There is nothing in The Events that is suggestive of the Breivik shootings, however the themes are as much about that tragedy as it is about Dunblane, Columbine or Sandy Hook. As a play it is at once singular and all-encompassing; Grieg allows the audience to only see glimpses of the tragedy as the play instead looks at the deeper, more powerful questions that arise in the response to a tragic event.
The play is neither cast nor structured in a traditional way; perhaps rightly assuming that to tell the story through a linear narrative would lead to difficulties in ensuring each viewpoint was treated with equal weight, Grieg has chosen to refract a number of positions through his cast of two, and the community choir.
The result is an audience that remains distanced from the emotional impact of the action; an alienating technique that enables the play to take the form of a Socratic dialogue between the two actors. This is developed further in brief, direct interventions with the community choir, who often resemble a Greek chorus providing commentary on the action.
Claire (Neve McIntosh) is the community’s priest who set up the choir that was the focal point of the events, and who acts as a mirror to the audience in looking for answers and explanations for the Boy’s actions. Rudi Dharmalingham plays the Boy – always nameless – and all the other characters in the play.
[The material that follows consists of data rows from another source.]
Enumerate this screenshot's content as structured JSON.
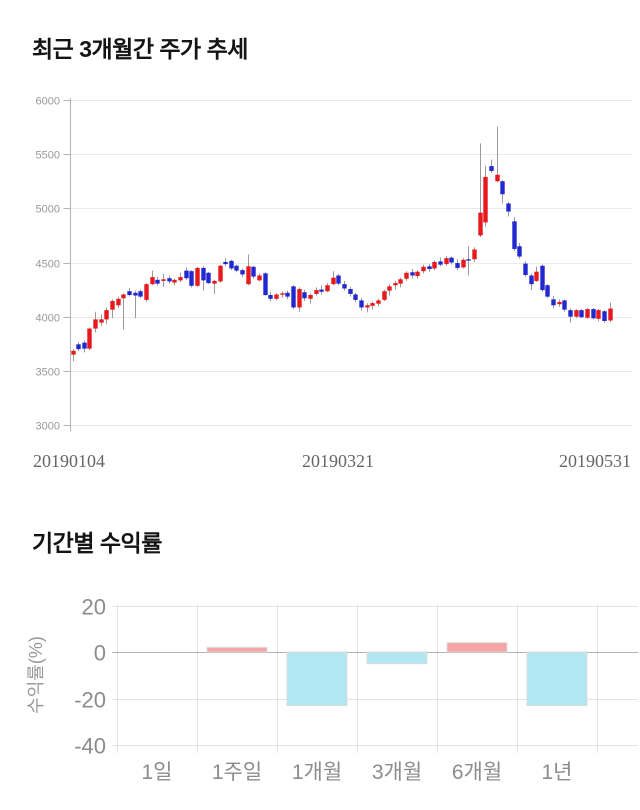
{
  "colors": {
    "price": {
      "up": "#e7191d",
      "down": "#2228d0",
      "wick": "#9a9a9a",
      "grid": "#eaeaea",
      "axis": "#b3b3b3",
      "tick_label": "#999999",
      "date_label": "#666666"
    },
    "returns": {
      "positive": "#f7a4a6",
      "negative": "#b2e6f0",
      "bar_stroke": "#dcdcdc",
      "grid": "#e4e4e4",
      "zero_line": "#b3b3b3",
      "label": "#8c8c8c",
      "axis_title": "#999999"
    }
  },
  "chart_data": [
    {
      "type": "candlestick",
      "title": "최근 3개월간 주가 추세",
      "ylim": [
        3000,
        6000
      ],
      "y_ticks": [
        6000,
        5500,
        5000,
        4500,
        4000,
        3500,
        3000
      ],
      "x_labels": [
        "20190104",
        "20190321",
        "20190531"
      ],
      "grid": "horizontal",
      "ohlc_format": [
        "open",
        "high",
        "low",
        "close"
      ],
      "ohlc": [
        [
          3650,
          3700,
          3590,
          3685
        ],
        [
          3745,
          3765,
          3680,
          3700
        ],
        [
          3760,
          3780,
          3670,
          3705
        ],
        [
          3705,
          3900,
          3690,
          3890
        ],
        [
          3890,
          4045,
          3855,
          3975
        ],
        [
          3945,
          4020,
          3915,
          3975
        ],
        [
          3975,
          4085,
          3930,
          4060
        ],
        [
          4065,
          4160,
          3985,
          4145
        ],
        [
          4105,
          4185,
          4080,
          4165
        ],
        [
          4170,
          4215,
          3880,
          4205
        ],
        [
          4235,
          4265,
          4185,
          4200
        ],
        [
          4220,
          4240,
          3985,
          4195
        ],
        [
          4235,
          4250,
          4170,
          4185
        ],
        [
          4155,
          4310,
          4140,
          4300
        ],
        [
          4300,
          4425,
          4290,
          4365
        ],
        [
          4340,
          4370,
          4285,
          4305
        ],
        [
          4330,
          4395,
          4275,
          4345
        ],
        [
          4355,
          4380,
          4305,
          4325
        ],
        [
          4315,
          4350,
          4290,
          4340
        ],
        [
          4335,
          4405,
          4320,
          4365
        ],
        [
          4425,
          4455,
          4340,
          4355
        ],
        [
          4420,
          4430,
          4270,
          4285
        ],
        [
          4285,
          4460,
          4275,
          4450
        ],
        [
          4450,
          4465,
          4240,
          4335
        ],
        [
          4405,
          4415,
          4300,
          4310
        ],
        [
          4305,
          4340,
          4210,
          4330
        ],
        [
          4325,
          4480,
          4315,
          4470
        ],
        [
          4505,
          4540,
          4465,
          4485
        ],
        [
          4515,
          4525,
          4430,
          4445
        ],
        [
          4470,
          4480,
          4410,
          4425
        ],
        [
          4430,
          4445,
          4365,
          4390
        ],
        [
          4300,
          4575,
          4290,
          4465
        ],
        [
          4460,
          4470,
          4350,
          4370
        ],
        [
          4335,
          4400,
          4325,
          4380
        ],
        [
          4400,
          4410,
          4190,
          4200
        ],
        [
          4200,
          4230,
          4145,
          4165
        ],
        [
          4165,
          4215,
          4150,
          4205
        ],
        [
          4210,
          4235,
          4175,
          4215
        ],
        [
          4220,
          4240,
          4160,
          4185
        ],
        [
          4280,
          4290,
          4070,
          4085
        ],
        [
          4085,
          4270,
          4045,
          4255
        ],
        [
          4225,
          4250,
          4145,
          4170
        ],
        [
          4165,
          4215,
          4120,
          4200
        ],
        [
          4210,
          4270,
          4195,
          4245
        ],
        [
          4250,
          4290,
          4205,
          4230
        ],
        [
          4235,
          4310,
          4225,
          4290
        ],
        [
          4300,
          4420,
          4290,
          4360
        ],
        [
          4380,
          4395,
          4290,
          4305
        ],
        [
          4300,
          4330,
          4240,
          4260
        ],
        [
          4255,
          4275,
          4185,
          4210
        ],
        [
          4205,
          4220,
          4135,
          4155
        ],
        [
          4150,
          4175,
          4055,
          4085
        ],
        [
          4085,
          4125,
          4040,
          4105
        ],
        [
          4100,
          4140,
          4065,
          4125
        ],
        [
          4120,
          4165,
          4095,
          4150
        ],
        [
          4155,
          4250,
          4145,
          4235
        ],
        [
          4240,
          4300,
          4195,
          4280
        ],
        [
          4290,
          4330,
          4250,
          4310
        ],
        [
          4305,
          4360,
          4270,
          4345
        ],
        [
          4350,
          4420,
          4330,
          4405
        ],
        [
          4410,
          4440,
          4355,
          4380
        ],
        [
          4375,
          4430,
          4350,
          4415
        ],
        [
          4420,
          4480,
          4400,
          4460
        ],
        [
          4465,
          4490,
          4415,
          4440
        ],
        [
          4445,
          4520,
          4430,
          4505
        ],
        [
          4510,
          4545,
          4465,
          4480
        ],
        [
          4485,
          4560,
          4470,
          4540
        ],
        [
          4545,
          4555,
          4480,
          4500
        ],
        [
          4495,
          4530,
          4430,
          4450
        ],
        [
          4455,
          4540,
          4445,
          4525
        ],
        [
          4530,
          4650,
          4380,
          4520
        ],
        [
          4530,
          4640,
          4505,
          4620
        ],
        [
          4750,
          5600,
          4735,
          4960
        ],
        [
          4870,
          5395,
          4830,
          5290
        ],
        [
          5390,
          5450,
          5325,
          5345
        ],
        [
          5250,
          5755,
          5240,
          5310
        ],
        [
          5250,
          5260,
          5045,
          5130
        ],
        [
          5045,
          5060,
          4925,
          4970
        ],
        [
          4880,
          4920,
          4605,
          4625
        ],
        [
          4650,
          4680,
          4535,
          4555
        ],
        [
          4490,
          4510,
          4370,
          4385
        ],
        [
          4380,
          4400,
          4245,
          4300
        ],
        [
          4330,
          4460,
          4320,
          4415
        ],
        [
          4470,
          4480,
          4230,
          4245
        ],
        [
          4290,
          4300,
          4170,
          4185
        ],
        [
          4160,
          4190,
          4075,
          4105
        ],
        [
          4115,
          4160,
          4090,
          4135
        ],
        [
          4150,
          4160,
          4045,
          4065
        ],
        [
          4060,
          4075,
          3945,
          4000
        ],
        [
          4000,
          4070,
          3985,
          4060
        ],
        [
          4060,
          4070,
          3985,
          3995
        ],
        [
          3990,
          4080,
          3980,
          4070
        ],
        [
          4070,
          4080,
          3975,
          3985
        ],
        [
          3980,
          4070,
          3955,
          4060
        ],
        [
          4050,
          4060,
          3945,
          3960
        ],
        [
          3965,
          4130,
          3950,
          4075
        ]
      ]
    },
    {
      "type": "bar",
      "title": "기간별 수익률",
      "xlabel": "",
      "ylabel": "수익률(%)",
      "ylim": [
        -40,
        20
      ],
      "y_ticks": [
        20,
        0,
        -20,
        -40
      ],
      "categories": [
        "1일",
        "1주일",
        "1개월",
        "3개월",
        "6개월",
        "1년"
      ],
      "values": [
        0,
        2,
        -23,
        -5,
        4,
        -23
      ],
      "legend": "none",
      "grid": "both"
    }
  ]
}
Claire is on a redemptive quest to find understanding in the Boy’s actions in the belief that doing so will liberate her from a perceived survivor’s guilt. The audience follows her through brief, fragmentary scenes, as Claire tries to gain answers that will provide some form of justification for the events rather than them appearing a senseless act of brutality from which survival was little more than pure luck.
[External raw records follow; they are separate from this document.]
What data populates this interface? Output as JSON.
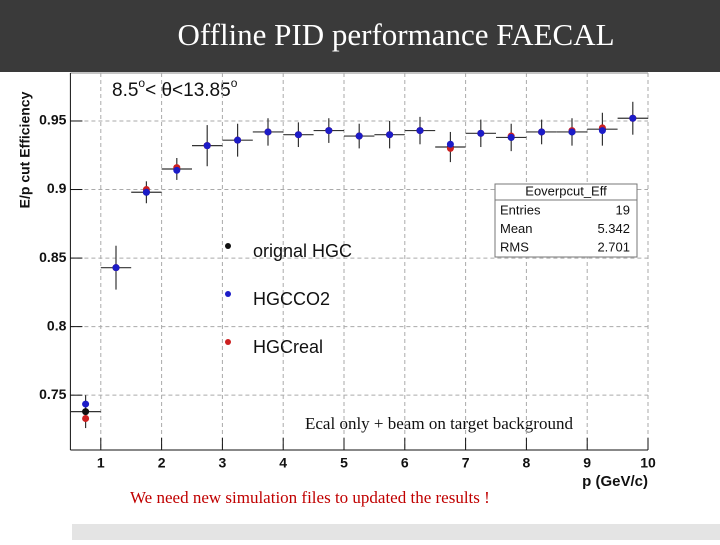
{
  "chart_data": {
    "type": "scatter",
    "title": "Offline PID performance FAECAL",
    "subtitle": [
      "8.5",
      "o",
      "< θ<13.85",
      "o"
    ],
    "ylabel": "E/p cut Efficiency",
    "xlabel": "p (GeV/c)",
    "annotations": [
      "Ecal only + beam on target background",
      "We need new simulation files to updated the results !"
    ],
    "x": [
      0.75,
      1.25,
      1.75,
      2.25,
      2.75,
      3.25,
      3.75,
      4.25,
      4.75,
      5.25,
      5.75,
      6.25,
      6.75,
      7.25,
      7.75,
      8.25,
      8.75,
      9.25,
      9.75
    ],
    "xerr": 0.25,
    "series": [
      {
        "name": "orignal HGC",
        "color": "#111111",
        "values": [
          0.738,
          0.843,
          0.898,
          0.915,
          0.932,
          0.936,
          0.942,
          0.94,
          0.943,
          0.939,
          0.94,
          0.943,
          0.931,
          0.941,
          0.938,
          0.942,
          0.942,
          0.944,
          0.952
        ],
        "errors": [
          0.012,
          0.016,
          0.008,
          0.008,
          0.015,
          0.012,
          0.01,
          0.009,
          0.009,
          0.009,
          0.01,
          0.01,
          0.011,
          0.01,
          0.01,
          0.009,
          0.01,
          0.012,
          0.012
        ]
      },
      {
        "name": "HGCCO2",
        "color": "#1c1cc8",
        "values": [
          0.7435,
          0.843,
          0.898,
          0.914,
          0.932,
          0.936,
          0.942,
          0.94,
          0.943,
          0.939,
          0.94,
          0.943,
          0.933,
          0.941,
          0.938,
          0.942,
          0.942,
          0.943,
          0.952
        ]
      },
      {
        "name": "HGCreal",
        "color": "#cc2020",
        "values": [
          0.733,
          0.843,
          0.9,
          0.916,
          0.932,
          0.936,
          0.942,
          0.94,
          0.943,
          0.939,
          0.94,
          0.943,
          0.93,
          0.941,
          0.939,
          0.942,
          0.943,
          0.945,
          0.952
        ]
      }
    ],
    "xlim": [
      0.5,
      10
    ],
    "xticks": [
      1,
      2,
      3,
      4,
      5,
      6,
      7,
      8,
      9,
      10
    ],
    "ylim": [
      0.71,
      0.985
    ],
    "yticks": [
      0.75,
      0.8,
      0.85,
      0.9,
      0.95
    ],
    "grid": true,
    "stats": {
      "title": "Eoverpcut_Eff",
      "rows": [
        {
          "label": "Entries",
          "value": 19
        },
        {
          "label": "Mean",
          "value": 5.342
        },
        {
          "label": "RMS",
          "value": 2.701
        }
      ]
    }
  }
}
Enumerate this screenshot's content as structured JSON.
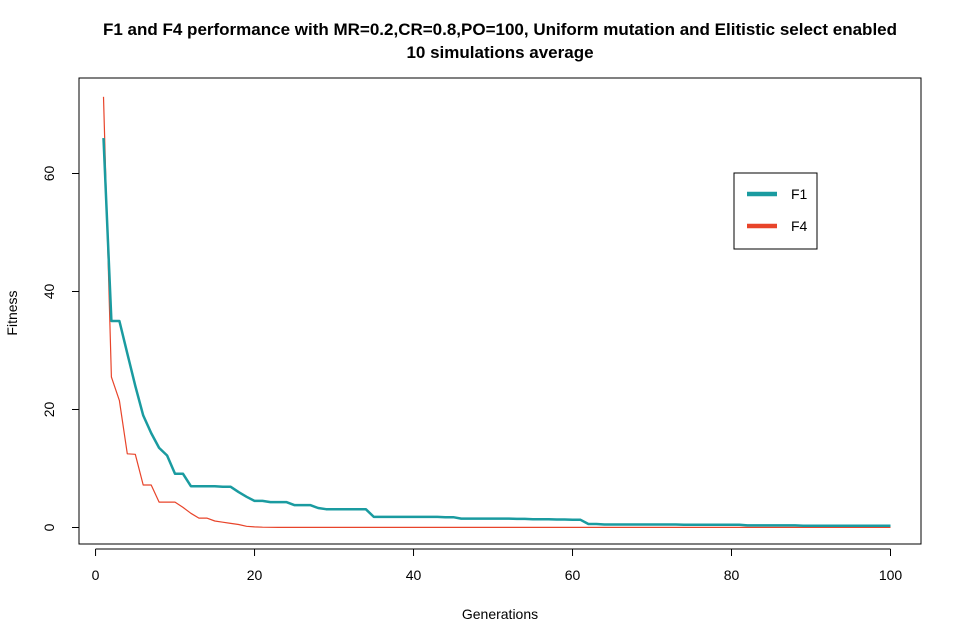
{
  "chart_data": {
    "type": "line",
    "title": "F1 and F4 performance with MR=0.2,CR=0.8,PO=100, Uniform mutation and Elitistic select enabled",
    "subtitle": "10 simulations average",
    "xlabel": "Generations",
    "ylabel": "Fitness",
    "xlim": [
      1,
      100
    ],
    "ylim": [
      0,
      73
    ],
    "xticks": [
      0,
      20,
      40,
      60,
      80,
      100
    ],
    "yticks": [
      0,
      20,
      40,
      60
    ],
    "grid": false,
    "legend_position": "top-right",
    "series": [
      {
        "name": "F1",
        "color": "#1a9ba0",
        "x": [
          1,
          2,
          3,
          4,
          5,
          6,
          7,
          8,
          9,
          10,
          11,
          12,
          13,
          14,
          15,
          16,
          17,
          18,
          19,
          20,
          21,
          22,
          23,
          24,
          25,
          26,
          27,
          28,
          29,
          30,
          31,
          32,
          33,
          34,
          35,
          36,
          37,
          38,
          39,
          40,
          41,
          42,
          43,
          44,
          45,
          46,
          47,
          48,
          49,
          50,
          51,
          52,
          53,
          54,
          55,
          56,
          57,
          58,
          59,
          60,
          61,
          62,
          63,
          64,
          65,
          66,
          67,
          68,
          69,
          70,
          71,
          72,
          73,
          74,
          75,
          76,
          77,
          78,
          79,
          80,
          81,
          82,
          83,
          84,
          85,
          86,
          87,
          88,
          89,
          90,
          91,
          92,
          93,
          94,
          95,
          96,
          97,
          98,
          99,
          100
        ],
        "values": [
          66,
          35,
          35,
          29.5,
          24,
          19,
          16,
          13.5,
          12.2,
          9.1,
          9.1,
          7,
          7,
          7,
          7,
          6.9,
          6.9,
          6,
          5.2,
          4.5,
          4.5,
          4.3,
          4.3,
          4.3,
          3.8,
          3.8,
          3.8,
          3.3,
          3.1,
          3.1,
          3.1,
          3.1,
          3.1,
          3.1,
          1.8,
          1.8,
          1.8,
          1.8,
          1.8,
          1.8,
          1.8,
          1.8,
          1.8,
          1.75,
          1.75,
          1.5,
          1.5,
          1.5,
          1.5,
          1.5,
          1.5,
          1.5,
          1.45,
          1.45,
          1.4,
          1.4,
          1.4,
          1.35,
          1.35,
          1.3,
          1.3,
          0.6,
          0.6,
          0.5,
          0.5,
          0.5,
          0.5,
          0.5,
          0.5,
          0.5,
          0.5,
          0.5,
          0.5,
          0.45,
          0.45,
          0.45,
          0.45,
          0.45,
          0.45,
          0.45,
          0.45,
          0.35,
          0.35,
          0.35,
          0.35,
          0.35,
          0.35,
          0.35,
          0.3,
          0.3,
          0.3,
          0.3,
          0.3,
          0.3,
          0.3,
          0.3,
          0.3,
          0.3,
          0.3,
          0.3
        ]
      },
      {
        "name": "F4",
        "color": "#e8442a",
        "x": [
          1,
          2,
          3,
          4,
          5,
          6,
          7,
          8,
          9,
          10,
          11,
          12,
          13,
          14,
          15,
          16,
          17,
          18,
          19,
          20,
          21,
          22,
          23,
          24,
          25,
          26,
          27,
          28,
          29,
          30,
          31,
          32,
          33,
          34,
          35,
          36,
          37,
          38,
          39,
          40,
          41,
          42,
          43,
          44,
          45,
          46,
          47,
          48,
          49,
          50,
          51,
          52,
          53,
          54,
          55,
          56,
          57,
          58,
          59,
          60,
          61,
          62,
          63,
          64,
          65,
          66,
          67,
          68,
          69,
          70,
          71,
          72,
          73,
          74,
          75,
          76,
          77,
          78,
          79,
          80,
          81,
          82,
          83,
          84,
          85,
          86,
          87,
          88,
          89,
          90,
          91,
          92,
          93,
          94,
          95,
          96,
          97,
          98,
          99,
          100
        ],
        "values": [
          73,
          25.5,
          21.5,
          12.5,
          12.4,
          7.2,
          7.2,
          4.3,
          4.3,
          4.3,
          3.4,
          2.4,
          1.6,
          1.6,
          1.1,
          0.9,
          0.7,
          0.5,
          0.2,
          0.1,
          0.05,
          0.03,
          0.02,
          0.02,
          0.02,
          0.02,
          0.02,
          0.02,
          0.02,
          0.02,
          0.02,
          0.02,
          0.02,
          0.02,
          0.02,
          0.02,
          0.02,
          0.02,
          0.02,
          0.02,
          0.02,
          0.02,
          0.02,
          0.02,
          0.02,
          0.02,
          0.02,
          0.02,
          0.02,
          0.02,
          0.02,
          0.02,
          0.02,
          0.02,
          0.02,
          0.02,
          0.02,
          0.02,
          0.02,
          0.02,
          0.02,
          0.02,
          0.02,
          0.02,
          0.02,
          0.02,
          0.02,
          0.02,
          0.02,
          0.02,
          0.02,
          0.02,
          0.02,
          0.02,
          0.02,
          0.02,
          0.02,
          0.02,
          0.02,
          0.02,
          0.02,
          0.02,
          0.02,
          0.02,
          0.02,
          0.02,
          0.02,
          0.02,
          0.02,
          0.02,
          0.02,
          0.02,
          0.02,
          0.02,
          0.02,
          0.02,
          0.02,
          0.02,
          0.02,
          0.02
        ]
      }
    ]
  }
}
However Claire’s crisis of faith (in both the secular and religious world) helps to shape the deeper narrative, which is a dialogue that sets out the precariousness of modern liberalism when it comes under an extreme and sustained attack. As a lesbian priest with partner and penchant for homemade bread, Claire may be something of a liberal caricature but in her belief and values Claire is reflective of the country that many of the university-educated, metropolitan middle-class assumes Britain to be.